What AI Native Infrastructure Looks Like in Practice

DEV Community

Retrieval and re-ranking is the search step itself, followed by a second pass that re-scores the top candidates for relevance before passing them to the model. Bi-encoder models (the ones that power standard vector search) optimize for broad recall. Cross-encoder re-rankers optimize for precision among the top results. Running both — retrieve broadly with the bi-encoder, then re-rank the top 20 results with a cross-encoder before selecting the final context — produces meaningfully better retrieval quality than either approach alone, at a latency cost that is usually under 50 milliseconds.

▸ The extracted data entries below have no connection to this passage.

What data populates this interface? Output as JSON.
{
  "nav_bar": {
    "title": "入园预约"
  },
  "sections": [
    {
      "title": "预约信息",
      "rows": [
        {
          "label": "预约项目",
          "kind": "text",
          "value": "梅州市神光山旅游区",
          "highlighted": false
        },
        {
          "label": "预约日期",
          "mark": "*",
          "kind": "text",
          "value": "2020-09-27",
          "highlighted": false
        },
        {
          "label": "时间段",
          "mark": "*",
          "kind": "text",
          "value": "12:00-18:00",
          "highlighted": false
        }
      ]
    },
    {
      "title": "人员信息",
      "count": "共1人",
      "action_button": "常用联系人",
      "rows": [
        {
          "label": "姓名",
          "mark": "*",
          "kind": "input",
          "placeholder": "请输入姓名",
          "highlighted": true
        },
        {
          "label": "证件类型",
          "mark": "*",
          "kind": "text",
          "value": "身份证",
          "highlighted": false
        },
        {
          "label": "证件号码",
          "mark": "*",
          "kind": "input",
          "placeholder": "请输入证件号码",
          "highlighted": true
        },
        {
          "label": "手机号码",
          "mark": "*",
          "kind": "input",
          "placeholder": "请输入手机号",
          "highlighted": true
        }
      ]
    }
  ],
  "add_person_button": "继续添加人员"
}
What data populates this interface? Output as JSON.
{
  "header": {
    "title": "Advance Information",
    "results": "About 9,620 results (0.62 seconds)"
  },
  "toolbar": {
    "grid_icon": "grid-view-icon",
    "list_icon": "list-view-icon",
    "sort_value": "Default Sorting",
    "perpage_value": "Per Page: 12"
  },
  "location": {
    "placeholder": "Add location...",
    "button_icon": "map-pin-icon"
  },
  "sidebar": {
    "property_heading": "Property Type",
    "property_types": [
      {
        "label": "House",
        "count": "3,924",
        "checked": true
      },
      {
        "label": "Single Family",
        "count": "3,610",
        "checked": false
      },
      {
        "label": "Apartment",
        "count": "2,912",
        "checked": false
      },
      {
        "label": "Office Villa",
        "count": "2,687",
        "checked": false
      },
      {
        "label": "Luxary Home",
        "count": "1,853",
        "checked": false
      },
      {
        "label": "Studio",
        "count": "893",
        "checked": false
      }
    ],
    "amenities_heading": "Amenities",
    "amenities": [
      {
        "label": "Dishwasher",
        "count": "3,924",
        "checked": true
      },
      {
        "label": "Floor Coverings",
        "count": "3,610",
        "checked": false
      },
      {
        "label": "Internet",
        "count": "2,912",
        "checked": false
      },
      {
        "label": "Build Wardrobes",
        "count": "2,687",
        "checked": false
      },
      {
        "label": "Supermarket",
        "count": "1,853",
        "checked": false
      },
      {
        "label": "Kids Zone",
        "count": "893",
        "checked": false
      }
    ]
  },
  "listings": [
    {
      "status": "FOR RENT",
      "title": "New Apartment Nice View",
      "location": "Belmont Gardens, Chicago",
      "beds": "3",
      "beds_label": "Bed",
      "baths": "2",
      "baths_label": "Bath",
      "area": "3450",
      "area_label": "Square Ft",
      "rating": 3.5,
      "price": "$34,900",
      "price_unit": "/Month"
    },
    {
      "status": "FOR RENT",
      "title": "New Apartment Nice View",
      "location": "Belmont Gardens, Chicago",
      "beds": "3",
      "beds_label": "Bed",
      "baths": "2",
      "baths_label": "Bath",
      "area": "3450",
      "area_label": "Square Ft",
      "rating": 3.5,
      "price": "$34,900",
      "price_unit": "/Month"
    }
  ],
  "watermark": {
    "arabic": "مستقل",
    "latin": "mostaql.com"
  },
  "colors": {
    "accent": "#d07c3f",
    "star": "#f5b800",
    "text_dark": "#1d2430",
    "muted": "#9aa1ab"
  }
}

Context assembly is the final step before the prompt. Which chunks to include, in what order, how to handle redundancy across chunks, whether to add metadata like document date or source type — these decisions shape what the model sees. Models perform better when the most relevant context appears at the beginning of the context window, not buried in the middle. Position matters more than engineers typically expect.

Layer Three: Context Management

This is where most teams discover that they had an implicit assumption they never examined.

Layer Three: Context Management

They assumed context would stay small enough to not matter.
Context management is the layer that tracks what the model needs to know within a session, across sessions, and at the system level — and makes deliberate choices about what to include, what to compress, and what to discard. It sounds simple. In practice, it is the layer that silently determines whether the system feels coherent or amnesiac, expensive or cost-efficient.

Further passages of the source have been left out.